Я сочувствую ей: этот добрый человек пережевывает одно и то же, а драгоценные секунды мчаться мимо. Ее печать, хотя и довольно искусная, с двойным волоском, выдает очевидное нетерпение. Когда мы встретимся завтра, не сомневаюсь, что наши глаза будут весьма похожи, как у пары хорьков-альбиносов, поскольку, хотя мои копии и письма сэру Джозефу сделаны в двойном экземпляре и, возможно, были длиннее, но я к этому более привычен. Мне не нужно высчитывать код на пальцах, черкать и писать снова с небольшими вычислениями на краешке, не нужно и бороться с чрезвычайным раздражением. Тем не менее, я должен стереть торжество из своих сияющих глаз: возможно, стоит надеть зеленые очки».

Он закрыл дневник, сам по себе памятник криптографии, и растянулся в гамаке. Сон поднимался, чтобы затопить разум, но в течение некоторого времени все еще сохранялась ясность. Стивен размышлял как об удовлетворении от своего ремесла, так и о его неприглядных чертах: постоянной скрытности, постоянной лжи, пропитывающей лжеца до костей, однако лжи во благо, о жертвовании, как он знал в некоторых случаях, не только жизнью агента, но и личной жизнью, о китах, о любопытном разделении кают-компании на два лагеря — Грант, Тернбулл и Ларкин на одной стороне, а Баббингтон, капитан Мур и Байрон, новый исполняющий обязанности четвертого лейтенанта, на другой, с казначеем Бентоном и малозначительным лейтенантом морской пехоты Говардом между обоими лагерями.

И, возможно, Фишером, хотя в последние дни его дружба с Грантом усилилась. Странное создание этот капеллан, возможно, несколько мелочный человек, колеблющийся, его поведение во время пика эпидемии разочаровало Стивена, насколько у него хватало времени, чтобы разочаровываться: больше обещаний, чем работы, слишком поглощен собственными проблемами? Более склонный получать утешение, чем давать его? И, разумеется, абсолютно не желающий иметь дело с грязью. И эта преувеличенная забота о миссис Уоган… Враждебность их не разделяла, по крайней мере, очевидная враждебность, скорее, они представляли собой разные типы взаимоотношений, которые, вероятно, могли быть обнаружены по всему судну — между старыми соплавателями и добровольцами Джека с одной стороны, и остальной частью команды с другой.
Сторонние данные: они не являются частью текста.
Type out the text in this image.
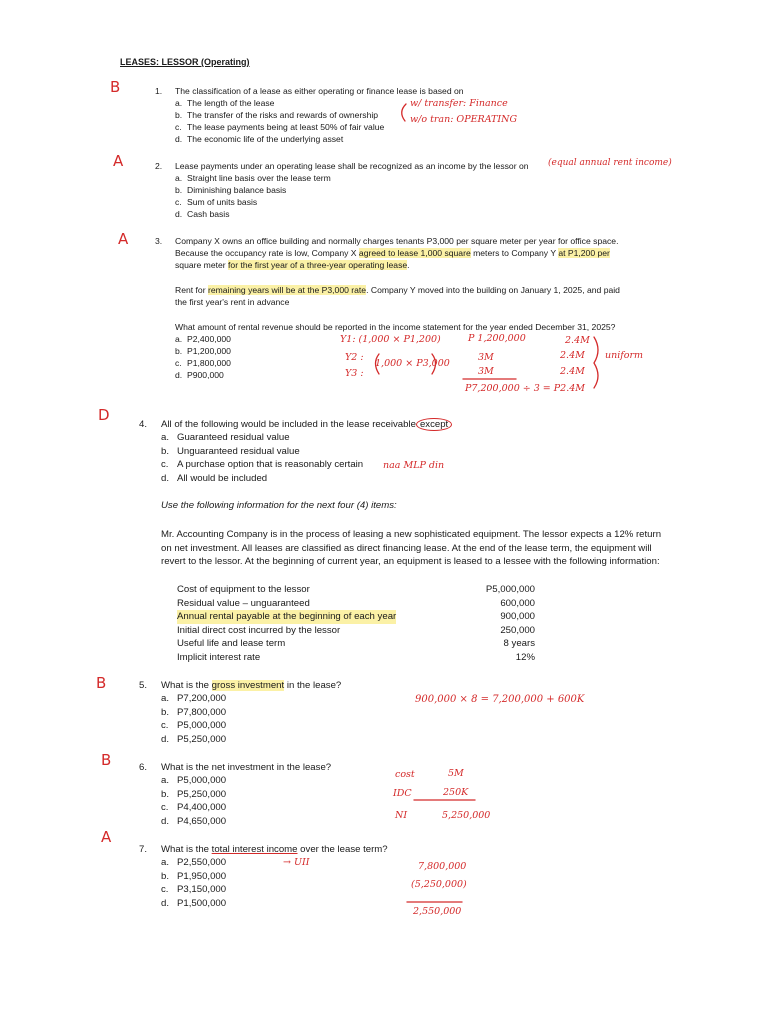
LEASES: LESSOR (Operating)
B
A
A
D
B
B
A
1. The classification of a lease as either operating or finance lease is based on
a. The length of the lease
b. The transfer of the risks and rewards of ownership
c. The lease payments being at least 50% of fair value
d. The economic life of the underlying asset
w/ transfer: Finance
w/o tran: OPERATING
2. Lease payments under an operating lease shall be recognized as an income by the lessor on (equal annual rent income)
a. Straight line basis over the lease term
b. Diminishing balance basis
c. Sum of units basis
d. Cash basis
3. Company X owns an office building and normally charges tenants P3,000 per square meter per year for office space.
Because the occupancy rate is low, Company X agreed to lease 1,000 square meters to Company Y at P1,200 per
square meter for the first year of a three-year operating lease.
Rent for remaining years will be at the P3,000 rate. Company Y moved into the building on January 1, 2025, and paid
the first year's rent in advance
What amount of rental revenue should be reported in the income statement for the year ended December 31, 2025?
a. P2,400,000
b. P1,200,000
c. P1,800,000
d. P900,000
Y1: (1,000 × P1,200)
Y2 :
Y3 :
1,000 × P3,000
P 1,200,000
3M
3M
P7,200,000 ÷ 3 = P2.4M
2.4M
2.4M
2.4M
uniform
4. All of the following would be included in the lease receivable except
a. Guaranteed residual value
b. Unguaranteed residual value
c. A purchase option that is reasonably certain
d. All would be included
naa MLP din
Use the following information for the next four (4) items:
Mr. Accounting Company is in the process of leasing a new sophisticated equipment. The lessor expects a 12% return
on net investment. All leases are classified as direct financing lease. At the end of the lease term, the equipment will
revert to the lessor. At the beginning of current year, an equipment is leased to a lessee with the following information:
Cost of equipment to the lessor	P5,000,000
Residual value – unguaranteed	600,000
Annual rental payable at the beginning of each year	900,000
Initial direct cost incurred by the lessor	250,000
Useful life and lease term	8 years
Implicit interest rate	12%
5. What is the gross investment in the lease?
a. P7,200,000
b. P7,800,000
c. P5,000,000
d. P5,250,000
900,000 × 8 = 7,200,000 + 600K
6. What is the net investment in the lease?
a. P5,000,000
b. P5,250,000
c. P4,400,000
d. P4,650,000
cost
IDC
NI
5M
250K
5,250,000
7. What is the total interest income over the lease term?
a. P2,550,000
b. P1,950,000
c. P3,150,000
d. P1,500,000
→ UII	7,800,000
(5,250,000)
2,550,000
Последняя четкая мысль: «Найдет ли он еще матросов?».

Следующий день дал ответ: двенадцать черных португальцев, и Джек попробует еще разок днем, последний шанс, прежде чем «Леопард» отплывет с вечерним отливом.

— Но, — заметил Бонден, работая веслами, чтобы доставить Стивена к аптекарю для окончательной загрузки, — сомневаюсь, что найдет хотя бы еще одну душу.

— Разве он не может принудительно завербовать нескольких с только что вошедшего английского судна?

— О нет, сэр, — рассмеялся Бонден, — не может, только не в иностранном порту. Кроме того, это — китобой из Южных Морей, поэтому у большинства матросов будет протекция, даже если мы встретим его далеко в открытом море. И с него не будет добровольцев, только не на старый «Леопард», если только они не плавали с ним прежде. Нет-нет, на «Леопард» по собственной воле не пойдут, только не на это старое корыто с поганой репутацией.

— Но разве «Леопард» — не прекрасный корабль? Лучше нового, как сказал капитан.

— Ну, — сказал Бонден, — я не считаю себя царем Соломоном, но знаю то, что скажет себе обычный парень, привыкший к морю: на старом «Леопарде» может и хороший капитан, а не, как мы говорим, скотина, любящая проповедовать и сечь плеткой, но корабль очень стар, и с жутким некомплектом команды: мы будем работать не покладая рук. Так к черту «Леопард»! Почему? Да потому, что это плавучий гроб, и неудачливый вдобавок.